Saçlarında Soru İşaretleri (Sevim Ak) Kitabının Özeti, Konusu, Tahlili


Kitabın Adı : Saçlarında Soru İşaretleri

Kitabın Yazarı : Sevim Ak

Kitap Hakkında Bilgi :

Romanda pek çok anlatıcı var. Önce Mert’in kaybolduğunu öğrenen televizyon muhabiri karşımıza çıkıyor. Sonra Mert’in abisi Atıl, babası Hayri, Şekerci Nedim, bir evsiz, bir müşteri, Mert’in annesi Saime söz alıyor. Romanın ikinci bölümünde ise Mert ve Suso olanları kendi bakış açılarından anlatıyor, giriştikleri macerayı aktarıyor.

Kitabın Özeti :

Şimdi 10 yaşında olan Mert, dört yaşındayken geçirdiği ateşli bir hastalık sonucu korku duygusunu kaybeder. Normalde onu korkutması gereken şeyler artık korkutmamaktadır. Bu onun özgürlük, keşfetme ve merak duygusunu güçlendirir. Her şeyi anlamak ister, bu yüzden sürekli soru sorar. Zaten saçlarının dalgası bile soru işaretidir. Korku duymayan çocuğunu korumak isteyen annesi, olması gerekenden daha korumacı davranmaktadır. Mert'tin korkusuzluğu sonrası annesine olanlar olur. Annesi korkusuz çocuğu Mert'i koruma içgüdüsüyle kantarın topuzunu kaçırıyor. Böylece Mert kuşatılmış, biçare bir hayat yaşamaya başlar.

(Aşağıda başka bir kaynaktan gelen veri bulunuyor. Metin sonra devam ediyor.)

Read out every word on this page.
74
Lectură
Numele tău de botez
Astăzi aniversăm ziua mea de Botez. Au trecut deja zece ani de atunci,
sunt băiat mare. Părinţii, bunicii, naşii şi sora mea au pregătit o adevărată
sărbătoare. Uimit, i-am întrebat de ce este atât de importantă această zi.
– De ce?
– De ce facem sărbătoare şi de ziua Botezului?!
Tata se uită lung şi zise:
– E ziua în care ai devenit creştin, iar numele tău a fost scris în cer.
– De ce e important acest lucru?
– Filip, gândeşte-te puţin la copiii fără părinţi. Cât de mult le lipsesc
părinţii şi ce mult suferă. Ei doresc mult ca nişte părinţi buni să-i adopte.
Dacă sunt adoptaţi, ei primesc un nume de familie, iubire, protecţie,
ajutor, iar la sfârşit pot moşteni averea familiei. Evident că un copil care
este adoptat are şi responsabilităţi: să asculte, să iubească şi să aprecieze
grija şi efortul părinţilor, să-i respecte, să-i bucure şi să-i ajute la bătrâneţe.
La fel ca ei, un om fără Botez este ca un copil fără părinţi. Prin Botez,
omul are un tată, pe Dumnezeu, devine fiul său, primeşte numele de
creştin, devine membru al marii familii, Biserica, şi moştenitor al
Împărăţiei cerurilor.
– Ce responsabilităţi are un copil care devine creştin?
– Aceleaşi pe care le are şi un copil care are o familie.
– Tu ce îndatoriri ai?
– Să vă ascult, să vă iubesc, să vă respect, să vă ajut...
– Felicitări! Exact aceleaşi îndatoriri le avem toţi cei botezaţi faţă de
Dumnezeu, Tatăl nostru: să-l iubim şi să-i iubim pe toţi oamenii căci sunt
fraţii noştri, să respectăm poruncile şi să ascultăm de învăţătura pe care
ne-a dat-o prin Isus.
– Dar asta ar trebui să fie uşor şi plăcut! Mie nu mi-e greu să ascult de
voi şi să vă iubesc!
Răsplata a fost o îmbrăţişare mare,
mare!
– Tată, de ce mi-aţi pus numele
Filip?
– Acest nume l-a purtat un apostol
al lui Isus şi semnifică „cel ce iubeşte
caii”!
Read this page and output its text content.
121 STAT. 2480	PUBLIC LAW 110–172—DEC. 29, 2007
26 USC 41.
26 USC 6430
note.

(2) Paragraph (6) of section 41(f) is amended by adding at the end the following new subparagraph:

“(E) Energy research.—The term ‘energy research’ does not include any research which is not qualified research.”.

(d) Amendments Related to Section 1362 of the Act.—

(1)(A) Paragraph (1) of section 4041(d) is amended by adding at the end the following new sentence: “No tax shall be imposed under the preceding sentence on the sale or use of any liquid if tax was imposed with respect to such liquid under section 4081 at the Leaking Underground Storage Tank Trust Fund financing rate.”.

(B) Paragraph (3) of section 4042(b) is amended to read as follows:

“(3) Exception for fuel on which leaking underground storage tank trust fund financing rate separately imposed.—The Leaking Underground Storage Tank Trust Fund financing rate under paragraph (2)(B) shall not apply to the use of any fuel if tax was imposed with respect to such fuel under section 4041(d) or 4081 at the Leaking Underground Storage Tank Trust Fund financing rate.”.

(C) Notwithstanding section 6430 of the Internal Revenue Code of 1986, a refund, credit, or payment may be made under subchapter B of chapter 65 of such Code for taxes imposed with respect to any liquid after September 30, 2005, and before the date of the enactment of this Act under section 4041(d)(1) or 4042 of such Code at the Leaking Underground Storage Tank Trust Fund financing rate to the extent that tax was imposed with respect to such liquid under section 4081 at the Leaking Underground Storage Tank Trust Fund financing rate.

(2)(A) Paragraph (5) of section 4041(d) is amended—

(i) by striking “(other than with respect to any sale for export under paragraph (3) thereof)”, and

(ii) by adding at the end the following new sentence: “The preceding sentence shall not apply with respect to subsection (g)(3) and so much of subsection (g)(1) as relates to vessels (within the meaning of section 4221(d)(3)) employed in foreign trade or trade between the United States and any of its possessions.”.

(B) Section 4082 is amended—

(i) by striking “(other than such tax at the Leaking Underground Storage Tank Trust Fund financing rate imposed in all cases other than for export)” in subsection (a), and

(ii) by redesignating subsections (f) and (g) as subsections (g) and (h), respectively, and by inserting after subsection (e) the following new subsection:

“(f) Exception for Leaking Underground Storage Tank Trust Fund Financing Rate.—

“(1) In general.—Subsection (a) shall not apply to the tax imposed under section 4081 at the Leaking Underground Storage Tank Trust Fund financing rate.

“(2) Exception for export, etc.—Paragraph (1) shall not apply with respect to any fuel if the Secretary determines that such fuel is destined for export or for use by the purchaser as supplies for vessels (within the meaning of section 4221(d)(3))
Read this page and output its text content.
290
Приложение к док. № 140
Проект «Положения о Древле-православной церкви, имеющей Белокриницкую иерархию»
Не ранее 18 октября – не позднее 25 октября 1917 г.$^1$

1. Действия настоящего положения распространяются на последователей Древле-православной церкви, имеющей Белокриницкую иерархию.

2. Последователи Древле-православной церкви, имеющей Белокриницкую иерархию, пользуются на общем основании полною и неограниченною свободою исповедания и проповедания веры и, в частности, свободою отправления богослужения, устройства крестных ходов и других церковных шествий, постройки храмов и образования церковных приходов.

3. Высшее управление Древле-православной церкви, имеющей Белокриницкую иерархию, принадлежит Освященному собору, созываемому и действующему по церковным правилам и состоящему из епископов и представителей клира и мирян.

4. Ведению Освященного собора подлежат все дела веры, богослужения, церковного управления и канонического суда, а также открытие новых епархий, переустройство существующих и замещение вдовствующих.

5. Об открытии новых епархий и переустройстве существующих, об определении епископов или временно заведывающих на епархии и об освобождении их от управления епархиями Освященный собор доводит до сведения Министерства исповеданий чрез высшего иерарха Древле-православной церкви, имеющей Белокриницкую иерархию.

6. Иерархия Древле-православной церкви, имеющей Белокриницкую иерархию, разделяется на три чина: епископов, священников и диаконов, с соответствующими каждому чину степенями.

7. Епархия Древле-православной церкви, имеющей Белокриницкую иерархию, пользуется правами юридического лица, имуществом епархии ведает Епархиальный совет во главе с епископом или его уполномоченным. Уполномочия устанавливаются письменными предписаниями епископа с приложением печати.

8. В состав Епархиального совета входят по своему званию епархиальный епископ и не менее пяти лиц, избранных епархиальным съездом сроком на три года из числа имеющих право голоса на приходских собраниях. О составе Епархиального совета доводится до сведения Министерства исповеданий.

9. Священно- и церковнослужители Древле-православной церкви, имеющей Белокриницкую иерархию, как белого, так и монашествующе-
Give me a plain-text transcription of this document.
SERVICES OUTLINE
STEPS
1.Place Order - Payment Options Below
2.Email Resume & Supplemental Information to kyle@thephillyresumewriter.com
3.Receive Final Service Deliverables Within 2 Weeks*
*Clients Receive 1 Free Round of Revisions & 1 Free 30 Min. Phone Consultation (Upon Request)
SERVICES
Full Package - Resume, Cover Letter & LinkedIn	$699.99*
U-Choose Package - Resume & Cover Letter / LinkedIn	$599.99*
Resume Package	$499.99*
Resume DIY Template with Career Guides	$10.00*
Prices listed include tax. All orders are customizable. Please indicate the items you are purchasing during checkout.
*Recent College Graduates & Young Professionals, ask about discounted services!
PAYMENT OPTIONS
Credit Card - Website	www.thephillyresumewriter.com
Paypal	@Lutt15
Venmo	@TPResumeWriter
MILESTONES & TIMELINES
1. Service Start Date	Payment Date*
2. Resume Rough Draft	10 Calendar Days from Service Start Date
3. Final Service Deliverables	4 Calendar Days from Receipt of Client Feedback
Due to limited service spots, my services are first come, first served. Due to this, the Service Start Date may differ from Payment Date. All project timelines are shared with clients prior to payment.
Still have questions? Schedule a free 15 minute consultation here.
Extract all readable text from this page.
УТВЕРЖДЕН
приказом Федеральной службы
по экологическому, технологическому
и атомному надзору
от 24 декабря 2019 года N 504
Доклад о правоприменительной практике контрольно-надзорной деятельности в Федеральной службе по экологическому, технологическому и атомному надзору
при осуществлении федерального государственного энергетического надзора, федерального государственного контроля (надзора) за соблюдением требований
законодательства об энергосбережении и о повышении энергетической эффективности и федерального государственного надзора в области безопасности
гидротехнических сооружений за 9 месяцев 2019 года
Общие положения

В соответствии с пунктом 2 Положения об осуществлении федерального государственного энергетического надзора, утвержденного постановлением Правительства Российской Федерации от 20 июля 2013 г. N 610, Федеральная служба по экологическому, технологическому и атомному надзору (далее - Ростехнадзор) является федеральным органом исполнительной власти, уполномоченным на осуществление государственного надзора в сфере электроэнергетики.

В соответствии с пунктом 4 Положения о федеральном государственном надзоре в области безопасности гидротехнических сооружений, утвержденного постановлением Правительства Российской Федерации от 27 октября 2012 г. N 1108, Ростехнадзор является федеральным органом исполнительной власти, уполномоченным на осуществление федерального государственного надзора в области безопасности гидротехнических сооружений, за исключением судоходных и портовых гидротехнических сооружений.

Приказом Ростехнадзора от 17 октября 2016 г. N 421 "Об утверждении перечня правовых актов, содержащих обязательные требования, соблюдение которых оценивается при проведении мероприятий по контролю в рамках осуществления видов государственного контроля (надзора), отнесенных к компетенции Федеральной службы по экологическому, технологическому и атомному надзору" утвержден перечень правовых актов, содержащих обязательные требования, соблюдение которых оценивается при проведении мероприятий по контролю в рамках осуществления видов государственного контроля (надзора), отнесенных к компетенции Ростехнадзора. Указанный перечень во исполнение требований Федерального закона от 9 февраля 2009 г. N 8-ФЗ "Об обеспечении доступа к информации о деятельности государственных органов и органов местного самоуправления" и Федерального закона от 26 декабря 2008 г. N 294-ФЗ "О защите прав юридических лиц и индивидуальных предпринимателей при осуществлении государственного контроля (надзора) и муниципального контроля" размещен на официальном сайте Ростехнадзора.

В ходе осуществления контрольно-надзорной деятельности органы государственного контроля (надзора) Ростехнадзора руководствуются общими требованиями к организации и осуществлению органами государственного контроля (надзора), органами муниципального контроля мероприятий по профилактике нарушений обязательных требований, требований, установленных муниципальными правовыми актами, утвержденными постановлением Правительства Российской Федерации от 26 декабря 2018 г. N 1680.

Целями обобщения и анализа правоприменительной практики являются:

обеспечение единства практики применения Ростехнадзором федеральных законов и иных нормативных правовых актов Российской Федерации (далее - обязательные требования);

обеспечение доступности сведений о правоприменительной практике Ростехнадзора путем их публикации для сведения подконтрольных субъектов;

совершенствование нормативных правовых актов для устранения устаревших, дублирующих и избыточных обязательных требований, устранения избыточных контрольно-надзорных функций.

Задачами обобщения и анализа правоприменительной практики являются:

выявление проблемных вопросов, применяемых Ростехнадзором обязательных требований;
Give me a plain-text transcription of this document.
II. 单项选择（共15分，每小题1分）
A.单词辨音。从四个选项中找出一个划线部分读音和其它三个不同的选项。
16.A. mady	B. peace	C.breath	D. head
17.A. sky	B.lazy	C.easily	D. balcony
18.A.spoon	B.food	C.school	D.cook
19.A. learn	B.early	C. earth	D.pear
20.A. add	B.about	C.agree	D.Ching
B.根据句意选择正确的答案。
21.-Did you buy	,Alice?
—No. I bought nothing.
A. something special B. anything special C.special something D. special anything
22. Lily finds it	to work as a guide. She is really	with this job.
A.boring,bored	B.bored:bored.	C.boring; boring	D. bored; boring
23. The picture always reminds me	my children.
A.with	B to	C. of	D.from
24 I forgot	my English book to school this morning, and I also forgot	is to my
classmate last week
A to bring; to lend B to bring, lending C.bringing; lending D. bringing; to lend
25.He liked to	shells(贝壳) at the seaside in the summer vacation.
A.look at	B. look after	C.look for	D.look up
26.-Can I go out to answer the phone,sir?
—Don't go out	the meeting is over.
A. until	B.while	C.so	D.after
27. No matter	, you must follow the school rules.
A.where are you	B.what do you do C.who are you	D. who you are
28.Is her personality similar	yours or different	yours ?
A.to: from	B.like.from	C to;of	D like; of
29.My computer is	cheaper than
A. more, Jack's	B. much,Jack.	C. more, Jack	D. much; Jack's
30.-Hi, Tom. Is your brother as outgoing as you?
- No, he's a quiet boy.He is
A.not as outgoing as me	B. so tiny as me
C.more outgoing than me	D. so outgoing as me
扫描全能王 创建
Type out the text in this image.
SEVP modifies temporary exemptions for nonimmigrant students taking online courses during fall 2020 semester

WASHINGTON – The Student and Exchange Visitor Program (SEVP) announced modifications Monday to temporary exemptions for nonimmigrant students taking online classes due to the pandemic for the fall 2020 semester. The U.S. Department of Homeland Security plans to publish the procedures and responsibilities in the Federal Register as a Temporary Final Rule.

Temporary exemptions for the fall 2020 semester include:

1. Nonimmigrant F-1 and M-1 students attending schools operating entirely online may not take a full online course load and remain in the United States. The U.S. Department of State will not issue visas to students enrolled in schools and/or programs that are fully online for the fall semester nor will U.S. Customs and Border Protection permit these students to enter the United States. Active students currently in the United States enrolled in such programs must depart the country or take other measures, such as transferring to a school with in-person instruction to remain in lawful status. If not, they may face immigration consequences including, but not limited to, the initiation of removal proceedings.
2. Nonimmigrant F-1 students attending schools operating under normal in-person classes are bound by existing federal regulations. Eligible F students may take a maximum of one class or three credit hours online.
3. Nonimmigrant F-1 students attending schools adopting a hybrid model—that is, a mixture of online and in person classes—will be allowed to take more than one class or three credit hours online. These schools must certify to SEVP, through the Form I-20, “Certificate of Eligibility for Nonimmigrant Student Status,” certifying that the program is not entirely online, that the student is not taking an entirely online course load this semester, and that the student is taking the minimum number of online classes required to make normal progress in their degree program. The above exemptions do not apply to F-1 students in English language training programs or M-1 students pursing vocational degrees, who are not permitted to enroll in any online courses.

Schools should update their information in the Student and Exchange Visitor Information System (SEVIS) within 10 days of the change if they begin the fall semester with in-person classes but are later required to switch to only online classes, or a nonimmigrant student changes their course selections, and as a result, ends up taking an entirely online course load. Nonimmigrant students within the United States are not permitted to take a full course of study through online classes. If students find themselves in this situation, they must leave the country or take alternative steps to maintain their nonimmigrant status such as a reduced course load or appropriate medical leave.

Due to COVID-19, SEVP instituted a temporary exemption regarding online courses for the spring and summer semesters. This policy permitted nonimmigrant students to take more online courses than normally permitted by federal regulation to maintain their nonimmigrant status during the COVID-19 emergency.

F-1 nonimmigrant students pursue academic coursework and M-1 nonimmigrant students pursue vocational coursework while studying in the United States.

Mert'in annesi Saime Mert’i eve kapatıvermiş. Mert'i pencerenin önünde kuşlarla ve kedilerle bakışarak yaşamaya mahkûm etmiş. Mert ancak kırk yılda bir ailece gidilen pikniklerde doğayla buluşabilmiş. O da ne buluşma! Ağaca çıkma, onu yapma, bunu yapma. Korkusuz diye yaşamayacak mı bu çocuk?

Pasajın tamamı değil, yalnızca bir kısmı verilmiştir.